I lower my eyes. ‘Gil’s just one example. It worked fine for pretty much everyone else.’
‘They’re testing it on kids next.’
‘Heaps of people decide what their kids should believe,’ I mumble at the floor. ‘Ever heard of a christening?’
Blake’s hand is kneading my knee. Hard. Like he’s trying to wake me up from one of those deep, numbing sleeps.
‘What about Dennis then? Don’t you want to find him and make sure he’s –’
‘I can’t help Dennis. I wouldn’t trust myself.’
‘Why not?’
I have to tell him now. I have to close off the way I feel and just let the whole story about Julius unfold.

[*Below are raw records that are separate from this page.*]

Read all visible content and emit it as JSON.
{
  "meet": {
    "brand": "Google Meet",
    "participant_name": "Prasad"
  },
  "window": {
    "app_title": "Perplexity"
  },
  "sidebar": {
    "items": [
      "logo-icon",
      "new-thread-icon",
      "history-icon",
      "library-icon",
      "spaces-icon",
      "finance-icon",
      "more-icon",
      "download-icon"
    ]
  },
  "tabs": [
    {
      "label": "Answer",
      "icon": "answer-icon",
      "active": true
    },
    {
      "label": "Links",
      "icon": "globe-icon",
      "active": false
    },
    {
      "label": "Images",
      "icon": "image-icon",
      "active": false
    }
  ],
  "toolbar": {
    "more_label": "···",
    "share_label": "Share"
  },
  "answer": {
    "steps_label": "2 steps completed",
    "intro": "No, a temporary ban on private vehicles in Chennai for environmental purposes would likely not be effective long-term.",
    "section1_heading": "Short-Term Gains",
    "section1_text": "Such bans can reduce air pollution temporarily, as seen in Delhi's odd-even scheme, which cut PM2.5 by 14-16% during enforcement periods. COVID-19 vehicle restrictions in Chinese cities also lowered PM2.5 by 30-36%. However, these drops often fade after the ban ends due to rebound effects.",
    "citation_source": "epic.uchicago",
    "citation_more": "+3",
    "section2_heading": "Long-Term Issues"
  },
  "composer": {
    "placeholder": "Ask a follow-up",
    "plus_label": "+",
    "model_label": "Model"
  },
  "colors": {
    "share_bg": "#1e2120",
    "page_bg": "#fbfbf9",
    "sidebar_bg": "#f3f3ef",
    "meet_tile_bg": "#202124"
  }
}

So I do. I try to imagine Blaze is someone I’ve only just met, someone I don’t have any kind of history with. When I get to the part about Hunter Keogh I go on talking like the information’s irrelevant to Blaze. I figure it’s going to be soon enough anyway. After tomorrow I’m not going to remember anything about Hunter and his cigarette and the capsules that I guess made me forget to put the cigarette out properly.
I get to the part where I’m on the stairs and there’s that little voice and the pictures curling on the wall. Blaze tries to touch me then.
He says, ‘Viva, I’m really –’ but I shake him off and tell him that my name is Wren.
‘I’m not calling you that.’
‘Why not? That’s my name. At least, afte
r tomorrow it will be again.’
‘Viva’s more you.’
How would Blaze have any idea what’s me and what isn’t?
‘It’s okay for you. You didn’t find out what I found out.’
‘No,’ he says. ‘Not exactly that.’
‘What, something even bigger?’
I mean, as if.
There couldn’t be anything bigger than Julius. That’s about the biggest thing anyone could ever need to forget.
‘Alex told me how they recruited the trial participants. Rich kids from fancy mental hospitals whose parents agreed because they were basically willing to try anything.’
He stops. He won’t look at me. In the blue room, lights buzz and equipment beep. Every sound is made by machines instead of people or animals or Dot herself.
Between me and Blaze though, there’s a heavy, thick silence.
‘Except with me, it was different.’
Blaze takes a folded piece of paper from the pocket of his blue-printed sungarb and hands it to me.
Teen Found Guilty of Chilling Murder
Local student Luke Beaufort was today sentenced to a 25-year minimum jail term for the vicious killing of a priest, Father Michael Repton.
‘Father Mike’ Repton was a long-serving staff member at St Joseph’s College, where he both befriended and mentored disadvantaged boys. The unconventional priest was a passionate surfer who organised regular surfing trips and an annual beach camp for his charges.
The court heard Beaufort entered the school on a scholarship and quickly became one of Repton’s protégés.
The prosecution maintained Beaufort went to Repton’s residence out of school hours and killed him in a jealous rage when he discovered Repton had a younger boy visiting. Throughout the trial, the defence admitted Beaufort beat Repton several times with a shovel, fatally wounding him.
By his own account, the youth ‘snapped and went mental’ when he discovered Repton sexually abusing the younger boy, who cannot be named.
Beaufort’s defence rested on the claim that Repton had also forced him to perform oral sex on a number of occasions during 2010 and 2011 while the priest recorded the alleged acts.